Se volvió rápidamente. Comencé a estirar la mano para sujetarla, pero vacilé y quedó fuera de mi alcance, perdida entre la multitud de invitados.
Me dirigí hacia el portal. Manitas se cruzó en mi camino.
– ¿Qué pasará conmigo? -preguntó quejumbrosamente.
– ¿Qué?
– ¿Qué pasará conmigo? Escucha, sé lo que quieres hacer. Irás a avisar a tu hijo de que el viejo Plumas Negras va a por él, y en cuanto estés seguro de que se ha largado de la ciudad sano y salvo, tú te ocultarás en alguna parte o también huirás. Me parece bien, yo en tu caso haría lo mismo, pero ¿eso en qué situación me deja? Si te largas, el condenado viejo me hará responsable de ello, y yo no puedo huir. Tengo una familia que depende de mí.
Lo miré, desconcertado. En ningún momento se me había ocurrido pensar en su situación.
– Eh, sí, sí… Tú tienes, sí… Eeeh, bueno, ¿no podrías decirle que no pudiste impedírmelo? No, supongo que no. -Manitas era una cabeza más alto que yo y era muy musculoso después de los años pasados en el ejército y del duro trabajo en los campos y las construcciones en la ciudad. Podía cogerme con una mano y llevarme como una pluma de regreso al palacio del primer ministro si quisiera.
Glotón, Amaxtli y Jade se nos acercaron.
– Venimos a ver cómo te marchas -dijo Jade-. ¡Queríamos asegurarnos de que te vas de verdad! ¿Qué pasa?
– A Manitas le preocupa que mi amo lo haga responsable si consigo encontrar a Espabilado y lo ayudo a escapar -le expliqué.
– Vaya, eso no es ningún problema -opinó el marido de Jade en tono agrio-. Dale un golpe en la cabeza, átalo y arrójalo en alguna zanja, preferentemente lejos de aquí.
– Espera un momento -protestó Manitas.
– ¡No puedes hacer eso! -gritó Jade.
– ¿Qué, esto? -preguntó Glotón.
Mi hermano era todavía más grande que Manitas. Antes de que los demás nos diéramos cuenta de lo que hacía, se colocó detrás del plebeyo, levantó las manos y descargó un par de puñetazos a cada lado de la cabeza de mi amigo.
Oímos un ruido parecido al que hace una calabaza al golpearla. Manitas puso los ojos en blanco y cayó de bruces al suelo. Jade gritó asustada y corrió hacia él.

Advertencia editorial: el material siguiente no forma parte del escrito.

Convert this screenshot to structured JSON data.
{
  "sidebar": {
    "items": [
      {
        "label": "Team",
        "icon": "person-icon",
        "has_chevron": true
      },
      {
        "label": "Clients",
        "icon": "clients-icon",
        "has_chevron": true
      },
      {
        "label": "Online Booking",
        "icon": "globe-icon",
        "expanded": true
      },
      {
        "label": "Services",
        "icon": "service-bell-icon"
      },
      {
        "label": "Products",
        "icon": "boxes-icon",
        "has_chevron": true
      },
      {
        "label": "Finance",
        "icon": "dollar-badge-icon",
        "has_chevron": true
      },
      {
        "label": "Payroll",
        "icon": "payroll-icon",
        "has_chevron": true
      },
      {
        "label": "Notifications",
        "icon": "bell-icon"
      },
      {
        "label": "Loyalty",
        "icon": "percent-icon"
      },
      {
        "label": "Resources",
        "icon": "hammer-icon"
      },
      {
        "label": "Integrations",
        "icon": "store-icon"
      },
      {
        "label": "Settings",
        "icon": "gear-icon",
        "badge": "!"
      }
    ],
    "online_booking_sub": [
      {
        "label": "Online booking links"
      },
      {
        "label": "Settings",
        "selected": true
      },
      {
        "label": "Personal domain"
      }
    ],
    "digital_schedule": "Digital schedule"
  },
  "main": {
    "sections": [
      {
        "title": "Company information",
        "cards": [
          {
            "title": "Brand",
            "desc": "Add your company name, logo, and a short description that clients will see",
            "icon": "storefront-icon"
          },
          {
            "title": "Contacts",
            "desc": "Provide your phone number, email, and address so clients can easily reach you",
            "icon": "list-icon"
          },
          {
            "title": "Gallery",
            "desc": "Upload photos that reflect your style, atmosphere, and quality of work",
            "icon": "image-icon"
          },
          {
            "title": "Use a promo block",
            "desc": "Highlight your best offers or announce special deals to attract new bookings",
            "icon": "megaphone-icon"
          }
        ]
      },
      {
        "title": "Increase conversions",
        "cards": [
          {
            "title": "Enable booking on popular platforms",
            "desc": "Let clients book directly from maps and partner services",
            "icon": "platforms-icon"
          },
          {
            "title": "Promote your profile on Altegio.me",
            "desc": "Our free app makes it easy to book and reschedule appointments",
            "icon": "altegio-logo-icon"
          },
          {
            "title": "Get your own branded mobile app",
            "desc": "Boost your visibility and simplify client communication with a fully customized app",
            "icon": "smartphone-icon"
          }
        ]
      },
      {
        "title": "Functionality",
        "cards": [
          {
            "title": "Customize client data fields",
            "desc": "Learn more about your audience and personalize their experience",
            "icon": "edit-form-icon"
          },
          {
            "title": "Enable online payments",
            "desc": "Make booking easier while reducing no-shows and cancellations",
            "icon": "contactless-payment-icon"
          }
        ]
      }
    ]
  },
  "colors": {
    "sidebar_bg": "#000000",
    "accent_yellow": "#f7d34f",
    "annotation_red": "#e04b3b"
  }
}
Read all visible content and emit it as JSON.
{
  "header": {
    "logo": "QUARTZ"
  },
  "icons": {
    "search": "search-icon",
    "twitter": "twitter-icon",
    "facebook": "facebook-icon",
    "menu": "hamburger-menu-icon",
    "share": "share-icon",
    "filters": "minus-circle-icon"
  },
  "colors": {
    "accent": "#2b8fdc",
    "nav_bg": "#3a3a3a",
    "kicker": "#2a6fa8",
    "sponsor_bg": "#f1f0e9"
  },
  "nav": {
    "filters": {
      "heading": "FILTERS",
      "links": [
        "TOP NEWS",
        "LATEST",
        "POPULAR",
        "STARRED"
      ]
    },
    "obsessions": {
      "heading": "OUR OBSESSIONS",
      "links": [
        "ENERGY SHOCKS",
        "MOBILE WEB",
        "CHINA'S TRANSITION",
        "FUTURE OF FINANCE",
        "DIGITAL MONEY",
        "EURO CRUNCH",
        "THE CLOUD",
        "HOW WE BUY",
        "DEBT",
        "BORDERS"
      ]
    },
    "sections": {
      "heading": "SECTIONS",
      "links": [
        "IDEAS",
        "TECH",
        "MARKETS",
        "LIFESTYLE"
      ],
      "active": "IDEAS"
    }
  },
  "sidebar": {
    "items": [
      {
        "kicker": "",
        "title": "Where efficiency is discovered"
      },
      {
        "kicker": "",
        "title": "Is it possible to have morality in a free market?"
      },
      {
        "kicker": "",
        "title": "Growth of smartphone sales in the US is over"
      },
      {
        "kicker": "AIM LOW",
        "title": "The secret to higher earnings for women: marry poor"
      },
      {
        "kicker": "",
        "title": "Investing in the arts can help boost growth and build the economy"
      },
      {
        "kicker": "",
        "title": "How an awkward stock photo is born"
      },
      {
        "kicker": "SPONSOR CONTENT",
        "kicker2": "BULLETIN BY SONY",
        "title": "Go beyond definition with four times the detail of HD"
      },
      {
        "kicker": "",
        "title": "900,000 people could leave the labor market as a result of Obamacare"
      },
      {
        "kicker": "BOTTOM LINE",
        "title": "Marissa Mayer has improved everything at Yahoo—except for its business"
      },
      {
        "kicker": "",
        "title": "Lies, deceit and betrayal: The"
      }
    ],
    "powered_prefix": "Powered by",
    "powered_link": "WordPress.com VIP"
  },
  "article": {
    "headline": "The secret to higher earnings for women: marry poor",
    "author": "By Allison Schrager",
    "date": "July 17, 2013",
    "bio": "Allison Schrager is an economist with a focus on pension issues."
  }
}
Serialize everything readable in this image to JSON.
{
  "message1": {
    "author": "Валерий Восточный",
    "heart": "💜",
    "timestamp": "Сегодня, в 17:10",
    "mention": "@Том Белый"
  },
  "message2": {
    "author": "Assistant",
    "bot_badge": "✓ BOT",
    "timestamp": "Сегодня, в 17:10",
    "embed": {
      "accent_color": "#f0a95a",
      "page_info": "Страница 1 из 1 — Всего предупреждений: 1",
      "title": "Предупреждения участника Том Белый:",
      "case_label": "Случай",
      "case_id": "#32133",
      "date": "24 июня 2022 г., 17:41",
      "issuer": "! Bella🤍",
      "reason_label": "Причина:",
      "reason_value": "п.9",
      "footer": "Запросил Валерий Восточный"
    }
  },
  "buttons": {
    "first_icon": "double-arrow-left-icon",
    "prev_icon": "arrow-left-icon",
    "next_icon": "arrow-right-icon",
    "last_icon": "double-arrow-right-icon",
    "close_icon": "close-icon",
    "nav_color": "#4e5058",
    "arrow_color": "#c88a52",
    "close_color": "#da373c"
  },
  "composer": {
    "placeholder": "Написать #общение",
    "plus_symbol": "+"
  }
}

– ¡No te he pedido que hicieras eso! -grité-. ¡Podrías haberlo matado!
– No he notado que se le rompiera nada -replicó mi hermano, a la defensiva-. En cualquier caso, ha sido por su propio bien, ¿verdad?
Lo miré sin saber qué decir.
– ¿Te vas o no? -preguntó Amaxtli, irritado.
Observé el cuerpo postrado de mi amigo. Por lo que pude ver por encima de mi hermana, que lloraba a lágrima viva, parecía respirar con normalidad. Luego miré a la gente reunida en el patio. Todos me daban la espalda, como si quisieran decirme que no tenía nada que hacer allí.